What is multithreading

Singleline (Sequential Computing) - the calculation mode in which all actions (tasks) are performed sequentially, the total duration of all specified operations in this case will be equal to the sum of the duration of all operations.

Multithreading (Parallel Computing) is a computation mode in which the specified actions (tasks) are performed in parallel, i.e. at the same time, the total time for performing all operations will not be equal to the sum of the duration of all operations.

To simplify the perception, let's consider the following table:

The first line of the table is conditional time units, in this case, it does not matter to us that it is seconds, minutes, or any other time intervals.

In this example, we need to perform 4 operations, each operation has a different calculation duration, in single-threaded mode, all 4 operations will be performed sequentially one after the other, therefore the total time for their execution will be t1 + t2 + t3 + t4, 3 + 1 + 5 + 4 = 13.

In multithreaded mode, all 4 tasks will be executed in parallel, i.e. to start the next task, there is no need to wait until the previous one is completed, so if we start the execution of our task in 4 threads, then the total calculation time will be equal to the calculation time of the largest task, in our case this is task t3, the duration of which is in our example 5 time units, respectively, and the execution time of all 4x operations in this case will be equal to 5 time units.

What packages will we use

For calculations in multi-thread mode, we will use the foreach , doSNOW and doParallel .

The foreach package allows you to use the foreach construct, which is an advanced for loop.

The doSNOW and doParallel are essentially twin brothers that allow you to create virtual clusters and perform parallel computing with them.

At the end of the article using the rbenchmark package rbenchmark we measure and compare the duration of data collection operations from the Yandex.Direct API using all the methods described below.

To work with the Yandex.Direct API, we will use the ryandexdirect package, in this article we use it as an example, you can learn more about its capabilities and functions from the official documentation .

Code to install all the necessary packages:

 install.packages("foreach") install.packages("doSNOW") install.packages("doParallel") install.packages("rbenchmark") install.packages("devtools") devtools::install_github("selesnow/ryandexdirect") 

Task

You need to write a code that will request a list of keywords from any number of advertising accounts Yandex.Direct. The result must be collected in a single date frame in which there will be an additional field with the login account of the advertising account to which the keyword belongs.

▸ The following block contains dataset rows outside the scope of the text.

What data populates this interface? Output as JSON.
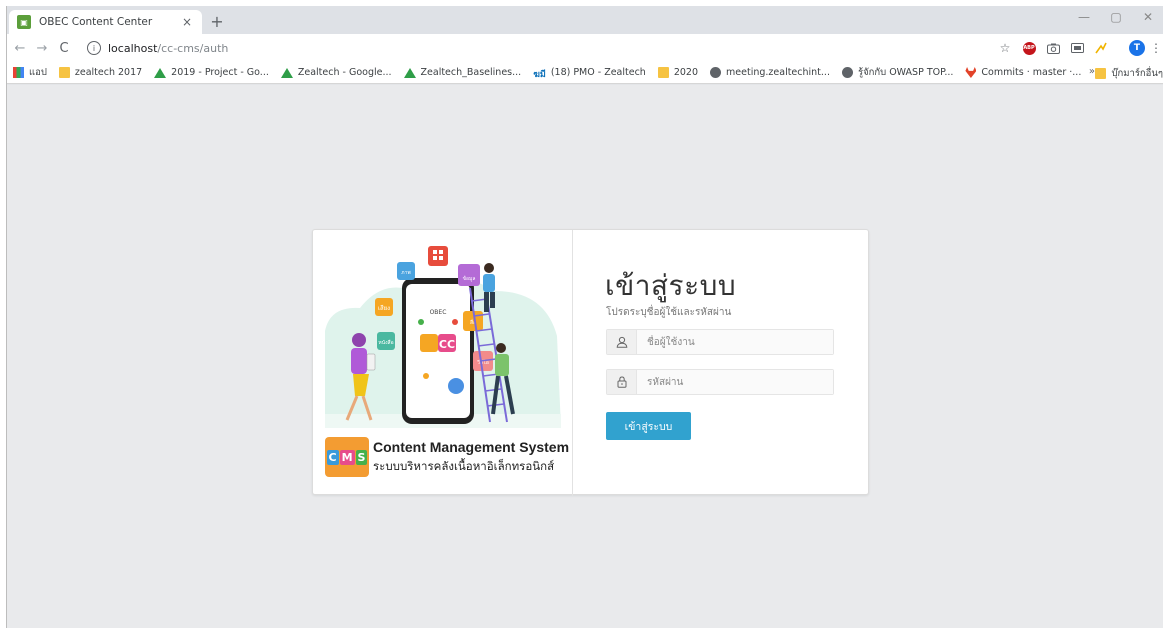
{
  "browser": {
    "tab": {
      "title": "OBEC Content Center",
      "close": "×"
    },
    "new_tab": "+",
    "window_controls": {
      "minimize": "—",
      "maximize": "▢",
      "close": "✕"
    },
    "nav": {
      "back": "←",
      "forward": "→",
      "reload": "C"
    },
    "address": {
      "host": "localhost",
      "path": "/cc-cms/auth",
      "info": "i"
    },
    "toolbar_icons": [
      "star-icon",
      "adblock-icon",
      "camera-icon",
      "cast-icon",
      "extension-icon",
      "profile-icon",
      "menu-icon"
    ],
    "profile_initial": "T",
    "star": "☆",
    "menu": "⋮",
    "bookmarks": [
      {
        "label": "แอป",
        "icon": "apps"
      },
      {
        "label": "zealtech 2017",
        "icon": "folder"
      },
      {
        "label": "2019 - Project - Go...",
        "icon": "drive"
      },
      {
        "label": "Zealtech - Google...",
        "icon": "drive"
      },
      {
        "label": "Zealtech_Baselines...",
        "icon": "drive"
      },
      {
        "label": "(18) PMO - Zealtech",
        "icon": "thai",
        "prefix": "ฆมี"
      },
      {
        "label": "2020",
        "icon": "folder"
      },
      {
        "label": "meeting.zealtechint...",
        "icon": "globe"
      },
      {
        "label": "รู้จักกับ OWASP TOP...",
        "icon": "globe"
      },
      {
        "label": "Commits · master ·...",
        "icon": "gitlab"
      }
    ],
    "bookmarks_more": "»",
    "bookmarks_right": "บุ๊กมาร์กอื่นๆ"
  },
  "brand": {
    "title": "Content Management System",
    "subtitle": "ระบบบริหารคลังเนื้อหาอิเล็กทรอนิกส์",
    "logo_letters": [
      "C",
      "M",
      "S"
    ]
  },
  "illustration": {
    "labels": {
      "phone_top": "OBEC",
      "cc": "CC",
      "app1": "ภาพ",
      "app2": "สื่อ",
      "app3": "ข้อมูล",
      "app4": "วีดีโอ",
      "app5": "หนังสือ",
      "app6": "เสียง"
    }
  },
  "login": {
    "title": "เข้าสู่ระบบ",
    "subtitle": "โปรดระบุชื่อผู้ใช้และรหัสผ่าน",
    "username": {
      "placeholder": "ชื่อผู้ใช้งาน",
      "value": ""
    },
    "password": {
      "placeholder": "รหัสผ่าน",
      "value": ""
    },
    "submit_label": "เข้าสู่ระบบ"
  }
}
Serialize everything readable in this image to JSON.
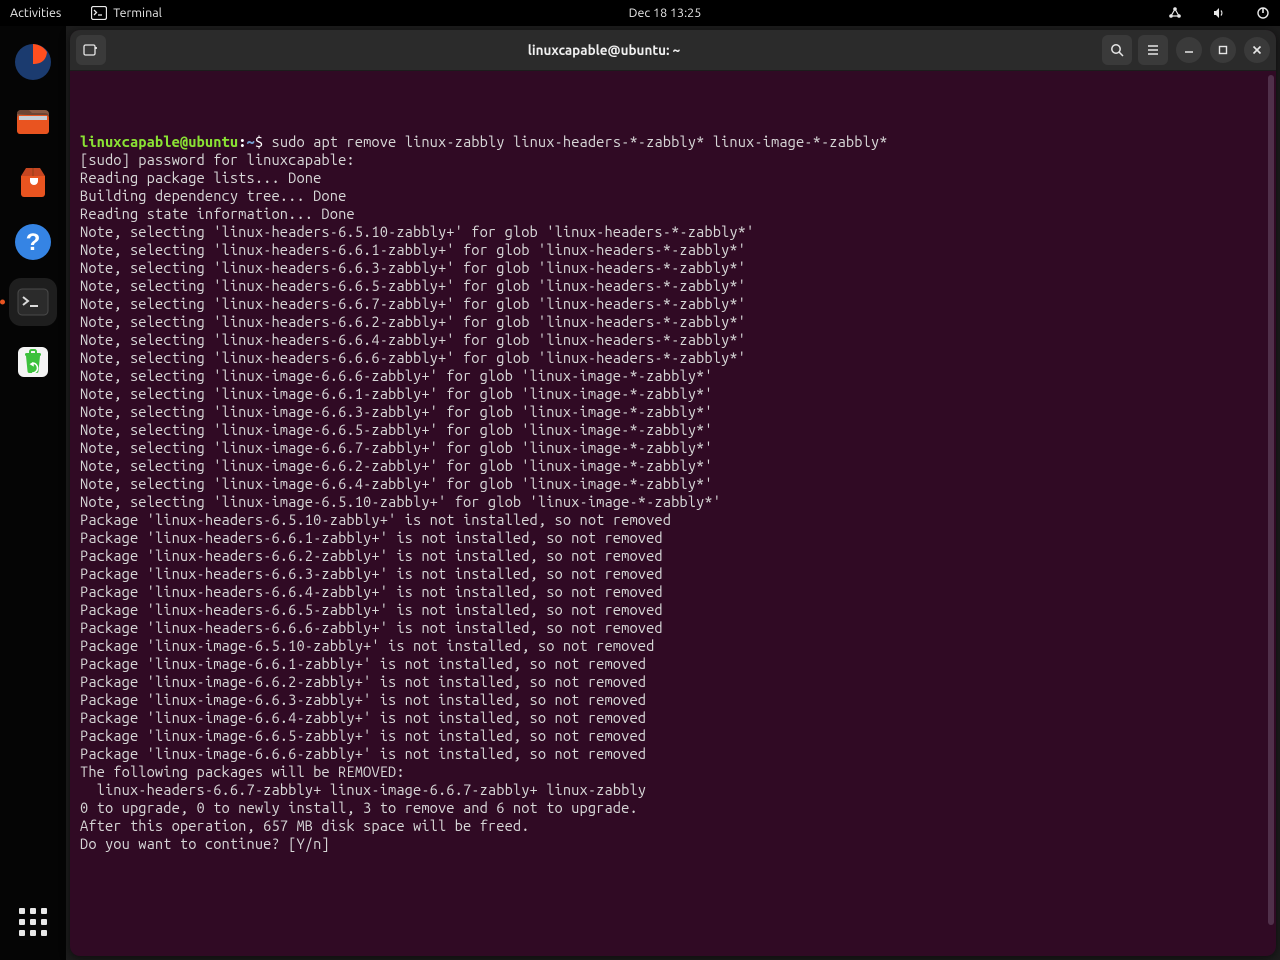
{
  "topbar": {
    "activities": "Activities",
    "app_name": "Terminal",
    "clock": "Dec 18  13:25"
  },
  "window": {
    "title": "linuxcapable@ubuntu: ~"
  },
  "prompt": {
    "user_host": "linuxcapable@ubuntu",
    "colon": ":",
    "path": "~",
    "symbol": "$"
  },
  "command": "sudo apt remove linux-zabbly linux-headers-*-zabbly* linux-image-*-zabbly*",
  "output_lines": [
    "[sudo] password for linuxcapable:",
    "Reading package lists... Done",
    "Building dependency tree... Done",
    "Reading state information... Done",
    "Note, selecting 'linux-headers-6.5.10-zabbly+' for glob 'linux-headers-*-zabbly*'",
    "Note, selecting 'linux-headers-6.6.1-zabbly+' for glob 'linux-headers-*-zabbly*'",
    "Note, selecting 'linux-headers-6.6.3-zabbly+' for glob 'linux-headers-*-zabbly*'",
    "Note, selecting 'linux-headers-6.6.5-zabbly+' for glob 'linux-headers-*-zabbly*'",
    "Note, selecting 'linux-headers-6.6.7-zabbly+' for glob 'linux-headers-*-zabbly*'",
    "Note, selecting 'linux-headers-6.6.2-zabbly+' for glob 'linux-headers-*-zabbly*'",
    "Note, selecting 'linux-headers-6.6.4-zabbly+' for glob 'linux-headers-*-zabbly*'",
    "Note, selecting 'linux-headers-6.6.6-zabbly+' for glob 'linux-headers-*-zabbly*'",
    "Note, selecting 'linux-image-6.6.6-zabbly+' for glob 'linux-image-*-zabbly*'",
    "Note, selecting 'linux-image-6.6.1-zabbly+' for glob 'linux-image-*-zabbly*'",
    "Note, selecting 'linux-image-6.6.3-zabbly+' for glob 'linux-image-*-zabbly*'",
    "Note, selecting 'linux-image-6.6.5-zabbly+' for glob 'linux-image-*-zabbly*'",
    "Note, selecting 'linux-image-6.6.7-zabbly+' for glob 'linux-image-*-zabbly*'",
    "Note, selecting 'linux-image-6.6.2-zabbly+' for glob 'linux-image-*-zabbly*'",
    "Note, selecting 'linux-image-6.6.4-zabbly+' for glob 'linux-image-*-zabbly*'",
    "Note, selecting 'linux-image-6.5.10-zabbly+' for glob 'linux-image-*-zabbly*'",
    "Package 'linux-headers-6.5.10-zabbly+' is not installed, so not removed",
    "Package 'linux-headers-6.6.1-zabbly+' is not installed, so not removed",
    "Package 'linux-headers-6.6.2-zabbly+' is not installed, so not removed",
    "Package 'linux-headers-6.6.3-zabbly+' is not installed, so not removed",
    "Package 'linux-headers-6.6.4-zabbly+' is not installed, so not removed",
    "Package 'linux-headers-6.6.5-zabbly+' is not installed, so not removed",
    "Package 'linux-headers-6.6.6-zabbly+' is not installed, so not removed",
    "Package 'linux-image-6.5.10-zabbly+' is not installed, so not removed",
    "Package 'linux-image-6.6.1-zabbly+' is not installed, so not removed",
    "Package 'linux-image-6.6.2-zabbly+' is not installed, so not removed",
    "Package 'linux-image-6.6.3-zabbly+' is not installed, so not removed",
    "Package 'linux-image-6.6.4-zabbly+' is not installed, so not removed",
    "Package 'linux-image-6.6.5-zabbly+' is not installed, so not removed",
    "Package 'linux-image-6.6.6-zabbly+' is not installed, so not removed",
    "The following packages will be REMOVED:",
    "  linux-headers-6.6.7-zabbly+ linux-image-6.6.7-zabbly+ linux-zabbly",
    "0 to upgrade, 0 to newly install, 3 to remove and 6 not to upgrade.",
    "After this operation, 657 MB disk space will be freed.",
    "Do you want to continue? [Y/n]"
  ]
}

In this case, our task is to write the code that will perform this operation as quickly as possible on any number of advertising accounts.

Authorization in Yandex.Direct

To work with the API of the Yandex.Direct advertising platform, you initially need to be authorized under each account from which we plan to request a list of keywords.

All the code given in this article reflects an example of working with regular Yandex.Direct advertising accounts, if you work under an agent account, then you need to use the AgencyAccount argument and pass the login name of the agency account to it. You can learn more about working with Yandex.Direct agent accounts using ryandexdirect package here .

For authorization, you need to execute the yadirAuth function from the yadirAuth package ryandexdirect you need to repeat the code below for each account from which you will request a list of keywords and their parameters.

 ryandexdirect::yadirAuth(Login = "логин рекламного аккаунта на Яндексе") 

The Yandex.Direct authorization process through the ryandexdirect package ryandexdirect completely secure, despite the fact that it passes through a third-party site. In detail about the safety of its use, I have already told in the article "How safe is it to use R packages for working with the API of advertising systems" .

After logging in , under each account in your working directory will be created file login.yadirAuth.RData , which will store the credentials for each account. The file name will begin with the login specified in the Login argument. If you need to save files not in the current working directory, but in any other folder, use the TokenPath argument, but in this case, when requesting keywords using the yadirGetKeyWords function yadirGetKeyWords you also need to use the TokenPath argument and specify the path to the folder where you saved the files. with credentials.

Solution in a single-threaded, sequential mode, using a for loop

The easiest way to collect data from multiple accounts at once is to use a for loop. Simple but not the most effective, because One of the principles of R-language development is to avoid using loops in code.

Below is a sample code to collect data from 4 accounts using a for loop, in fact, you can use this example to collect data from any number of ad accounts.

 library(ryandexdirect) # вектор логинов logins <- c("login_1", "login_2", "login_3", "login_4") # результирующий дата фрейм res1 <- data.frame() # цикл сбора данных for (login in logins) { temp <- yadirGetKeyWords(Login = login) temp$login <- login res1 <- rbind(res1, temp) } 

Measuring runtime using the system.time function showed the following result:

Working hours:
User: 178.83
system: 0.63
passed: 320.39

The collection of keywords for 4 accounts took 320 seconds, while from the informational messages that the yadirGetKeyWords function displays during the work, the largest account from which 5970 keywords were received was processed for 142 seconds.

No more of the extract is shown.